Pardon me for gloating but I’m really pleased with the sentence
I was heading out into God’s Country (trespassers will be prosecuted).
Oh, the layers. It seems like something Edward Abbey would have said (and probably did).
Ah, the place in between. That was definitely White Lakes, New Mexico. Many years ago, before Pat and I were married, we were traveling from Houston to Los Alamos. We had our cat, Shere Khan, with us, as we had left Houston in the aftermath of a hurricane that had left our apartment uninhabitable.
This was before Detroit had figured out how to make fuel-saving and emissions-control devices that could cope with high temperatures at high altitudes. The car started wheezing, and gradually slowed down, chugging slower a n d s l o w e r a n d s l o w e r
and stopped, halfway between Clines Corners and Lamy. There was an old adobe diner, with a faded sign that said “HAMBURGERS” and an out-of-order gas pump (circa 1940) out front. We went in — it was swamp-cooler damp and cool, and dimly lit, dark-green linoleum and countertops and vinyl on the chrome-trimmed barstools at the lunch counter, all of which had clearly seen much better days. The little old lady there (probably about 90 years old, and originally about 6 feet tall, but dried up from the desert) let us use her phone, and her three Pekinese dogs made friends with Shere Khan — it was amazing how much alike the cat and dogs were (this was when Shere Khan was at the peak of his 14-pound glory).

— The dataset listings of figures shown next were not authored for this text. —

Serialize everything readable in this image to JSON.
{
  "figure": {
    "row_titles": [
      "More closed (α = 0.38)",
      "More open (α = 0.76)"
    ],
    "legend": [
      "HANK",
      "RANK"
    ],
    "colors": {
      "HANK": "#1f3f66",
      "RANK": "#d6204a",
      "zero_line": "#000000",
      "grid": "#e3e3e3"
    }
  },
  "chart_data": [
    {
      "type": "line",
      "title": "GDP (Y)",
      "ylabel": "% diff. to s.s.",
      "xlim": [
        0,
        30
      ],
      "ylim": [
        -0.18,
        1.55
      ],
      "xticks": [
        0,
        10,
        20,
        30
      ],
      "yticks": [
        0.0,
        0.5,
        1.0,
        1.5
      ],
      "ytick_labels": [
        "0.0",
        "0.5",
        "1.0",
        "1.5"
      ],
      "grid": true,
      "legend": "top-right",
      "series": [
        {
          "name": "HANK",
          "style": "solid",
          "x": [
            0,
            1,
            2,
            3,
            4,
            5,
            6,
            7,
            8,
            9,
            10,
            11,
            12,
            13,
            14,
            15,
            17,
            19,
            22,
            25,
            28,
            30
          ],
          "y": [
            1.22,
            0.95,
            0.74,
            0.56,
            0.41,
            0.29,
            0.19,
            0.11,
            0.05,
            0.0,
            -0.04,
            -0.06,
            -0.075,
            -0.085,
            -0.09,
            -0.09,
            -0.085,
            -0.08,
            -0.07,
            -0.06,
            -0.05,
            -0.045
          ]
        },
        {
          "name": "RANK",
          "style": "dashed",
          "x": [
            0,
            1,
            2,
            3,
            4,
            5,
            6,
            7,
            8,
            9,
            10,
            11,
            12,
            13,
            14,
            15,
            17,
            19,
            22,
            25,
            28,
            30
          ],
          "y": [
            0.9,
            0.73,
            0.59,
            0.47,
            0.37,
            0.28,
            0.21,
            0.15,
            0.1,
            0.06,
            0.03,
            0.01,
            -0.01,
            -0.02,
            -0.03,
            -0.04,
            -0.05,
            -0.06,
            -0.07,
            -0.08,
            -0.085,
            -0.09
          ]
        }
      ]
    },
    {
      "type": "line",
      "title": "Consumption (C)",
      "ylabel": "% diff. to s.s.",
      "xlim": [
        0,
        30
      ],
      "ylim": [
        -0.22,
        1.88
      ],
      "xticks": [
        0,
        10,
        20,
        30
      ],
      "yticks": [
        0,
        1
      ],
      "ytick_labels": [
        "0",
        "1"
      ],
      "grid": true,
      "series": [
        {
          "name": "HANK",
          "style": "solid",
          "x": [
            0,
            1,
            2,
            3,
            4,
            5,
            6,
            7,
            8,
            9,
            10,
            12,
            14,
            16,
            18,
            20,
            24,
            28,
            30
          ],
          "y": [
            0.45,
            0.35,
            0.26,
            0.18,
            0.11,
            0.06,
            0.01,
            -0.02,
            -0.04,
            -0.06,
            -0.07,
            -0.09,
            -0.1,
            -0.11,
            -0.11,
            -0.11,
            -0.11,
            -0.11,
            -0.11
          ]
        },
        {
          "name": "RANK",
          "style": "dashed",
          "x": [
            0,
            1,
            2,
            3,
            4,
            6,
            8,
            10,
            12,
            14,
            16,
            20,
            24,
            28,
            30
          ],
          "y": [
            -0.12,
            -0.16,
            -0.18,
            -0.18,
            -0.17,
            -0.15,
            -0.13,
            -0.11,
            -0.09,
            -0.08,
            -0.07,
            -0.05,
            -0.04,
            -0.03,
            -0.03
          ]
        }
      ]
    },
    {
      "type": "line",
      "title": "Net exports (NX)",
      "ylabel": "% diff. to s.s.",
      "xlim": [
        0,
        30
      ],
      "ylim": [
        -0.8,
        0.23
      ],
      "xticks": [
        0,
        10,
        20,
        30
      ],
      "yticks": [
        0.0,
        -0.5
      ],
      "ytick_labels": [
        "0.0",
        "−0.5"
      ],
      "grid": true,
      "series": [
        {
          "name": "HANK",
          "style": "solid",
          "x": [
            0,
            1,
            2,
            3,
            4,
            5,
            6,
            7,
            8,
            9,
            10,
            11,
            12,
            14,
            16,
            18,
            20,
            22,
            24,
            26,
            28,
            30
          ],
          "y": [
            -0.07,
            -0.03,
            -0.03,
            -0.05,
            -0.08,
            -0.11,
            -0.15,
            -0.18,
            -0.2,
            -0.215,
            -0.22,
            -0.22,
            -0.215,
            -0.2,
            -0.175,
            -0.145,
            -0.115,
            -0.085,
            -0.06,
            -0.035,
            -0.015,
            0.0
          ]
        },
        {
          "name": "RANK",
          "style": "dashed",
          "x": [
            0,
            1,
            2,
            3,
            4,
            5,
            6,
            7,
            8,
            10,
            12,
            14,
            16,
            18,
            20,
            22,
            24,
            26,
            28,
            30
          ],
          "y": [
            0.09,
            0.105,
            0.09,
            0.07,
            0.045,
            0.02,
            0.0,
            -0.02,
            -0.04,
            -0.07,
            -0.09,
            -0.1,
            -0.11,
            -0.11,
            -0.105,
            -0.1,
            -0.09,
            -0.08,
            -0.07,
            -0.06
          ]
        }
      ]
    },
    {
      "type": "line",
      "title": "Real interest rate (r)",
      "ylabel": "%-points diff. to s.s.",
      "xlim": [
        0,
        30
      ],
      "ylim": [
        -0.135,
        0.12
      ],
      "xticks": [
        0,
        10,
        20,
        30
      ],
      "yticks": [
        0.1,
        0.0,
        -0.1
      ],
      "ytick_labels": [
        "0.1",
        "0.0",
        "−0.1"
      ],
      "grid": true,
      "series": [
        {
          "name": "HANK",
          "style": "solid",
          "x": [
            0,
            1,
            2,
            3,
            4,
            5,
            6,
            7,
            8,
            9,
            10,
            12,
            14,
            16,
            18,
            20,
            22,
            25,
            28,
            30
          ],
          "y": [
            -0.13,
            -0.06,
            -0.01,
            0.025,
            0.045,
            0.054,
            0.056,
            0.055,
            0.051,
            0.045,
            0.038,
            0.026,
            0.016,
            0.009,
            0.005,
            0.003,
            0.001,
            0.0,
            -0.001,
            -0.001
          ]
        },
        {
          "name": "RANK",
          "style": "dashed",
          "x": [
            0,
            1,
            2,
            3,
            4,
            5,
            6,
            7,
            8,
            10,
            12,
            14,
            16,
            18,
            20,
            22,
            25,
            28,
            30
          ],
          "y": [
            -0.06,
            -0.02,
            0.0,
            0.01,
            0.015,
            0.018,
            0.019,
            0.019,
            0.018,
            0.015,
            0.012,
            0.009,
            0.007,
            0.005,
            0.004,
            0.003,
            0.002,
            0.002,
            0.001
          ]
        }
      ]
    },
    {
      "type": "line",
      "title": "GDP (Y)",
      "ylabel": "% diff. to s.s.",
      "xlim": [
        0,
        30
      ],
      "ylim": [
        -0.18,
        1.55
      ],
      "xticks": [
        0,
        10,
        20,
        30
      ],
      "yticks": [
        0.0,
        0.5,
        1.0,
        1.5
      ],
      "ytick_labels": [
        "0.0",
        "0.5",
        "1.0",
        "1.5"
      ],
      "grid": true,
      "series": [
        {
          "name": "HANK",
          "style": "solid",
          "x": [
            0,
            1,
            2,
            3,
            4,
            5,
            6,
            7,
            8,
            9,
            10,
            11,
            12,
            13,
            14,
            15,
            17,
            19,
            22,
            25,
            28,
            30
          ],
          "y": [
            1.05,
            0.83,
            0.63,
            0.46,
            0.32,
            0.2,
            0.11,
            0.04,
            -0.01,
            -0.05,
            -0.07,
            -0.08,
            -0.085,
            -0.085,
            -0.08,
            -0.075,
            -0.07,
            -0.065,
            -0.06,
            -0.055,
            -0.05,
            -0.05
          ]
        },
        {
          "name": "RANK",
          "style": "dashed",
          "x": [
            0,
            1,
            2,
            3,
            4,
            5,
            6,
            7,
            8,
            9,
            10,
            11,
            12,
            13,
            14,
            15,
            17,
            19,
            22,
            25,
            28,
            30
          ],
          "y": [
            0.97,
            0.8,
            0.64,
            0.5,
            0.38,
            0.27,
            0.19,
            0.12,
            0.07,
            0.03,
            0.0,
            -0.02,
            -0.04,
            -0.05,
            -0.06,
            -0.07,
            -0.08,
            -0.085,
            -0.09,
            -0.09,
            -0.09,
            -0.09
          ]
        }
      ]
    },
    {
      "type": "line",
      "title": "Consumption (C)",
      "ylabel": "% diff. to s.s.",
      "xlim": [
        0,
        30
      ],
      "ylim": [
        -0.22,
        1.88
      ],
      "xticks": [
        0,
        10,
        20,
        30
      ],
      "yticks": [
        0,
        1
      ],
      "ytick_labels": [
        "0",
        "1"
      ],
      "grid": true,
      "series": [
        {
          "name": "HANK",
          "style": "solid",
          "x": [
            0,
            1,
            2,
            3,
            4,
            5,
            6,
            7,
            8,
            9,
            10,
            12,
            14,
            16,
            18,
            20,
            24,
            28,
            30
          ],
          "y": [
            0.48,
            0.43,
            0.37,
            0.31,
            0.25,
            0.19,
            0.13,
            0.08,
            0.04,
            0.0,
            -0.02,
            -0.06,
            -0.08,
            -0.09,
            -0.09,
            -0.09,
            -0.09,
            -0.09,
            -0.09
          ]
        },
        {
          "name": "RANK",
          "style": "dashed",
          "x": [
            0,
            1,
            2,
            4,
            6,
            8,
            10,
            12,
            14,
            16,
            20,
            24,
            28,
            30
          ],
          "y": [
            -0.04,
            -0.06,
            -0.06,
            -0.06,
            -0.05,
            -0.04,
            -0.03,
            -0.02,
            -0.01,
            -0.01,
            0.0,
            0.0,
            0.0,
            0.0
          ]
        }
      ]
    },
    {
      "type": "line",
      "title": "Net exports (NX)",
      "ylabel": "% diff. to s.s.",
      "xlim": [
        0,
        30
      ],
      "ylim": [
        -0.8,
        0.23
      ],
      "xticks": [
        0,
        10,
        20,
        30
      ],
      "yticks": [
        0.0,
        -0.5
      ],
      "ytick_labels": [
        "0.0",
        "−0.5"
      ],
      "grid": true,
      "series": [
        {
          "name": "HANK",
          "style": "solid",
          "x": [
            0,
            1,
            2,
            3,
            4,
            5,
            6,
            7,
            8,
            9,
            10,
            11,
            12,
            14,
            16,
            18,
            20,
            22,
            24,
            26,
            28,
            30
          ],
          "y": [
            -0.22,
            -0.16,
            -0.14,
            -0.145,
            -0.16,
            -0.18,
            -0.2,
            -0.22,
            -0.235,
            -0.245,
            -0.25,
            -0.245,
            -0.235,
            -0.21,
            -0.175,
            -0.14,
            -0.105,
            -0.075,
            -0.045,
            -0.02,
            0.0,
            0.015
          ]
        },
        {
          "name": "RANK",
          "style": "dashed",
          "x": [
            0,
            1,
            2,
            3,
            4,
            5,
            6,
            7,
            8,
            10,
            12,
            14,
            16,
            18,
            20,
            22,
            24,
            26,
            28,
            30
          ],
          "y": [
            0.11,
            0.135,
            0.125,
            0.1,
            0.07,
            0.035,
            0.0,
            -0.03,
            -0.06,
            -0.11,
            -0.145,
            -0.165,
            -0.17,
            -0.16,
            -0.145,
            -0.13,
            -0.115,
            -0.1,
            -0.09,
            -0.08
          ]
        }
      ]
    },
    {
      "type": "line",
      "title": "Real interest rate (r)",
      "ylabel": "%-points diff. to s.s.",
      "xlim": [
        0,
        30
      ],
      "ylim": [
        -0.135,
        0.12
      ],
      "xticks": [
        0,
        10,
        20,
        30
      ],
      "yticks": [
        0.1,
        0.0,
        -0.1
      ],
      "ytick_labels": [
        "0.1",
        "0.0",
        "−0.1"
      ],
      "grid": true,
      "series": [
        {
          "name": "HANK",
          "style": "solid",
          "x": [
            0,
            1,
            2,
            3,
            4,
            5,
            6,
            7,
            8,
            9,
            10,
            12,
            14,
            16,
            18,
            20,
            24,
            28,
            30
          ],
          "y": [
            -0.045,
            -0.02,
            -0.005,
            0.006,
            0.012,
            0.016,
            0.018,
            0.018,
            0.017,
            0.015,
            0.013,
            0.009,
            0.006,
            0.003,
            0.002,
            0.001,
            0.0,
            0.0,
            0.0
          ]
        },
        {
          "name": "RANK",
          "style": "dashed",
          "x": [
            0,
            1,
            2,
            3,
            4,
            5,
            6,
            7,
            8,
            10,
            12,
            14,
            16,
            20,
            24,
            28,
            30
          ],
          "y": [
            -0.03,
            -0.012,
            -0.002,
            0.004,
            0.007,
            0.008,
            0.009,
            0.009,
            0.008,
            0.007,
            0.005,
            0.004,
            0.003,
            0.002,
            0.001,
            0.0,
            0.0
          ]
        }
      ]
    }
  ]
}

After about an hour cool-down, the car started up and ran fine, so we went on our way. The next time we went through White Lakes, there was nothing left of the building but an empty white shell, and even the gas pump was gone. In fact, there was nothing left of White Lakes but the remains of the diner.
This is an interesting passage about the big land off the interstates and the small, dying towns. It reminds me of a proposal I ran into in the mid-90s, I don’t remember where (possibly Time magazine), of a “Buffalo Commons.” The dying small towns is phenomena all over America, at least west of the Mississippi. This husband and wife team proposed buying up large tracks of land and dying towns in the great plains, and reverting it back to pre-european ecology. Giving America a giant, buffalo-friendly park in the mid-west.
Their team is a bit, err…odd: short on scientists and includes a hip-hop poet activist. But still a compelling idea. Details at:
http://www.gprc.org/Buffalo_Commons.html
I don’t financially support this organization, and I’m not shilling for them either – its just for reader interest and relates to this passage.
Your description of the cheap ass motel in Ely reminds me of a reader conversation a while back about the hero loner in western movies. If you had a girlfriend or a family you couldn’t stay in that hotel. But right now, you are only responsible for yourself. The mythical road is so open and free when the only person you are responsible for is your self. Get an experience, stay in a roach motel, drink a beer in a saloon. I think those movies play out at the intersection where the loner starts to become responsible for more than himself. A town or a widow’s farm.
If the Buffalo Commons people are the ones I’m thinking of, they have a book out, and they had a booksigning at the Black Cat bookstore in Truth or Consequences not too long ago. It’s an interesting idea to replace decay of one sort with restoration of another.
However, there is something lost when the old places-in-between dry up and blow away. I’ll probably never know the story of White Lakes or the diner or the little old lady, but I’m sure there are some really great tales. Maybe she’s got some family somewhere who can fill things in … I imagine she died, and the descendants came and sold off what was worth anything, and told some wonderful stories at her funeral, and someone took in the Pekinese, and now, poof, everything’s gone.
You also see the broken down motel in on-the-run movies. Usually the door gets kicked in.
Or the place gets shot up by heavy-duty automatic weapons fire and ends up looking like a colander.
I didn’t notice if my room in Ely (rhymes with mealy) had new drywall or not. It was pretty dim in there.
Ummmm, heavy-duty automatic weapons.